32 bölüm

39.1K 1.4K 60
                                    



Yaptıklarımızın çoğu sevdiklerimizi incitmemek içindir. Bunun en mantıklı açıklamasıda bize göre budur. Aslında saklamayı düşünürüz, haberleri olmasa ne a'la bizim açımızdan. Saklamayı başaramayanlarda vardır. Ya da başarıpta yakınları tarafından izin verilmeyenler.

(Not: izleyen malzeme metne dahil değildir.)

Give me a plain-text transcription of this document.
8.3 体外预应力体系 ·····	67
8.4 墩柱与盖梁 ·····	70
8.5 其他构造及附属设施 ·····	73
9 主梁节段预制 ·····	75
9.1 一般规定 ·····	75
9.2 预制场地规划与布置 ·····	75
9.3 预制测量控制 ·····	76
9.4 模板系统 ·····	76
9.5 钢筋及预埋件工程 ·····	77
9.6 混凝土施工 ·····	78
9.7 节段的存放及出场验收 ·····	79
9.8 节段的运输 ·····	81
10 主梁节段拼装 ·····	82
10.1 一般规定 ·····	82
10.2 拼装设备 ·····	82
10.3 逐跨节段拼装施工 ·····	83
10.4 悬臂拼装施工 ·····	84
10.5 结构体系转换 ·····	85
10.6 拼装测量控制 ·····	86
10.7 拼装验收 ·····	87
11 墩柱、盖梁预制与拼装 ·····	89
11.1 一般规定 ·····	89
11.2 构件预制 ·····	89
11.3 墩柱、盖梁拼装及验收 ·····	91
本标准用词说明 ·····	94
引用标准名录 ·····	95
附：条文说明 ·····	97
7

Yapamadım... Yardım edeyim derken yine yüzüme gözüme bulaştırmıştım her şeyi. Korku tüm benliğimi sarmışken Buğra'nın kükremesiyle yerimden sıçramıştım. Evet korkuyordum Buğra'nın beni yapmış olduğum hata yüzünden terketmesinden dolayı. Canan'a her ne kadar güçlü görünmek istesemde içten içe söyledikleri sarsmıştı beni. Herkesin bir ağızdan konuşmasıyla kimin ne konuştuğunu anlamak mümkün değildi.

- Beni dinle abi. Sana söyleyecektim.

- Buğra abi konuşmamız gerek.

- Oğlum sen bunları dinleme asıl beni dinle.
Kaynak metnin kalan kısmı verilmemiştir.